The Geneva-based industry body said the February figures were supported in part by shipments moved ahead of the Lunar New Year, but it also pointed to broader underlying strength. Willie Walsh, IATA’s director general, said the month showed strong growth even after accounting for the seasonal lift, while warning that the outbreak of war in the Middle East at the end of February had made the outlook for the rest of the year harder to read. He said sharply rising fuel costs, fuel scarcity in parts of the world and severe disruption to key cargo hubs in the Gulf had altered operating conditions.
Behind the headline numbers, the operating backdrop had turned more supportive for freight carriers before the geopolitical shock. IATA said global goods trade grew 5.2 per cent year on year in January. Global manufacturing sentiment also strengthened in February, with the purchasing managers’ index rising to 53.1, while the PMI for new export orders reached 51.4, its highest level since July 2021 and above the threshold associated with expansion. At the same time, jet fuel prices were 1.2 per cent higher than a year earlier, highlighting that demand strength was developing alongside renewed cost pressure.
Regional performance showed a market led by Africa, the Middle East and Asia-Pacific. African airlines posted the fastest growth, with demand up 21 per cent from a year earlier, though from a small base. Middle Eastern carriers recorded a 16.5 per cent rise, while Asia-Pacific airlines, which account for the largest share of global cargo traffic at roughly 36 per cent, posted 13.6 per cent growth. North American carriers saw demand rise 9.4 per cent and European airlines 6.9 per cent. Latin America and the Caribbean lagged with growth of 0.7 per cent, the weakest among the regions tracked by IATA.

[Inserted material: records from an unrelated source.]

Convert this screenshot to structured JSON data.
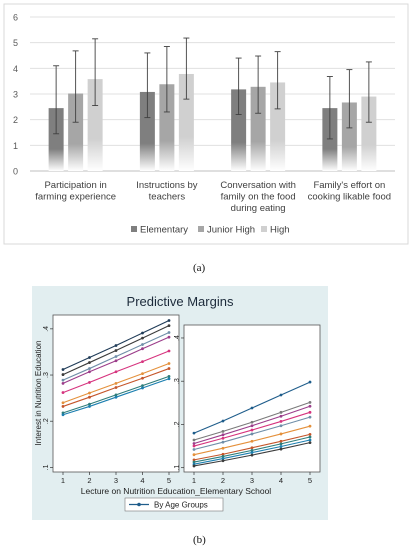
{
  "colors": {
    "elementary": "#7f7f7f",
    "junior_high": "#a6a6a6",
    "high": "#d0d0d0",
    "panel_b_bg": "#e2eef0",
    "lines_left": [
      "#1f3b57",
      "#3c3c3c",
      "#6f8ea8",
      "#9b3d8a",
      "#d6337e",
      "#e4903b",
      "#c4552a",
      "#2e7d7a",
      "#1c7fb0"
    ],
    "lines_right": [
      "#1f5d8b",
      "#7a7a7a",
      "#9b3d8a",
      "#d6337e",
      "#6f8ea8",
      "#e4903b",
      "#c4552a",
      "#2e7d7a",
      "#1c7fb0",
      "#3c3c3c"
    ]
  },
  "captions": {
    "a": "(a)",
    "b": "(b)"
  },
  "chart_data": [
    {
      "type": "bar",
      "title": "",
      "categories": [
        [
          "Participation in",
          "farming experience"
        ],
        [
          "Instructions by",
          "teachers"
        ],
        [
          "Conversation with",
          "family on the food",
          "during eating"
        ],
        [
          "Family's effort on",
          "cooking likable food"
        ]
      ],
      "series": [
        {
          "name": "Elementary",
          "values": [
            2.45,
            3.08,
            3.18,
            2.45
          ],
          "err_low": [
            1.45,
            2.08,
            2.2,
            1.25
          ],
          "err_high": [
            4.1,
            4.6,
            4.4,
            3.68
          ]
        },
        {
          "name": "Junior High",
          "values": [
            3.02,
            3.38,
            3.28,
            2.67
          ],
          "err_low": [
            1.9,
            2.3,
            2.25,
            1.68
          ],
          "err_high": [
            4.68,
            4.85,
            4.48,
            3.95
          ]
        },
        {
          "name": "High",
          "values": [
            3.58,
            3.78,
            3.45,
            2.9
          ],
          "err_low": [
            2.55,
            2.8,
            2.42,
            1.9
          ],
          "err_high": [
            5.15,
            5.18,
            4.65,
            4.25
          ]
        }
      ],
      "ylim": [
        0,
        6
      ],
      "yticks": [
        "0",
        "1",
        "2",
        "3",
        "4",
        "5",
        "6"
      ],
      "grid": true,
      "legend": "bottom"
    },
    {
      "type": "line",
      "title": "Predictive Margins",
      "xlabel": "Lecture on Nutrition Education_Elementary School",
      "ylabel": "Interest in Nutrition Education",
      "x": [
        1,
        2,
        3,
        4,
        5
      ],
      "xticks": [
        "1",
        "2",
        "3",
        "4",
        "5"
      ],
      "yticks": [
        ".1",
        ".2",
        ".3",
        ".4"
      ],
      "ylim": [
        0.09,
        0.43
      ],
      "legend": "bottom",
      "legend_label": "By Age Groups",
      "panels": [
        {
          "series": [
            [
              0.312,
              0.338,
              0.364,
              0.391,
              0.418
            ],
            [
              0.301,
              0.327,
              0.353,
              0.38,
              0.407
            ],
            [
              0.289,
              0.314,
              0.34,
              0.366,
              0.392
            ],
            [
              0.282,
              0.307,
              0.331,
              0.357,
              0.382
            ],
            [
              0.262,
              0.284,
              0.307,
              0.329,
              0.352
            ],
            [
              0.24,
              0.261,
              0.282,
              0.303,
              0.325
            ],
            [
              0.232,
              0.252,
              0.273,
              0.293,
              0.314
            ],
            [
              0.218,
              0.237,
              0.257,
              0.277,
              0.297
            ],
            [
              0.214,
              0.232,
              0.252,
              0.272,
              0.292
            ]
          ]
        },
        {
          "series": [
            [
              0.18,
              0.208,
              0.238,
              0.268,
              0.298
            ],
            [
              0.164,
              0.184,
              0.205,
              0.228,
              0.251
            ],
            [
              0.156,
              0.176,
              0.197,
              0.219,
              0.242
            ],
            [
              0.15,
              0.168,
              0.187,
              0.207,
              0.228
            ],
            [
              0.142,
              0.159,
              0.178,
              0.197,
              0.217
            ],
            [
              0.13,
              0.145,
              0.161,
              0.178,
              0.196
            ],
            [
              0.118,
              0.131,
              0.146,
              0.161,
              0.177
            ],
            [
              0.113,
              0.126,
              0.14,
              0.155,
              0.171
            ],
            [
              0.108,
              0.121,
              0.135,
              0.149,
              0.164
            ],
            [
              0.104,
              0.116,
              0.129,
              0.143,
              0.158
            ]
          ]
        }
      ]
    }
  ]
}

Trade-lane data suggested the expansion was broad rather than concentrated in a single corridor. Africa-Asia traffic jumped 61.9 per cent, Europe-Asia volumes rose 13.1 per cent, and Middle East-Asia traffic was up 24 per cent. Europe-North America extended a 25-month run of growth with a 5.7 per cent increase, while traffic within Asia rose 9.1 per cent. Those figures indicated that supply chains were still leaning on air transport for high-value and time-sensitive cargo even as shippers continued to grapple with a volatile geopolitical map and uneven manufacturing recovery.
Pricing trends also pointed to a firmer market. IATA’s February cargo analysis said yields rose 6.6 per cent from a year earlier, the first increase in 11 months, while Brent averaged $71.2 a barrel and jet fuel rose 6 per cent from January. That combination matters because air freight demand can stay resilient for pharmaceuticals, electronics, perishables and industrial components even when higher fuel costs compress airline margins. It also suggests carriers entered March with better pricing power than they had for much of 2025.
That steadier February picture did not survive untouched into March. Reuters reported that fighting involving the United States, Israel and Iran grounded flights across parts of the Middle East, including major hubs in Doha and Dubai, contributing to a 22 per cent reduction in global air cargo capacity, according to aviation consultancy Aevean. Air cargo capacity on the Asia–Middle East–Europe corridor fell 39 per cent, while Middle East-based carriers, responsible for about 13 per cent of global cargo capacity, were hit directly. Freightos data cited by Reuters showed spot rates surged on several corridors, including a 70 per cent jump from South Asia to Europe and a 58 per cent rise from South Asia to North America.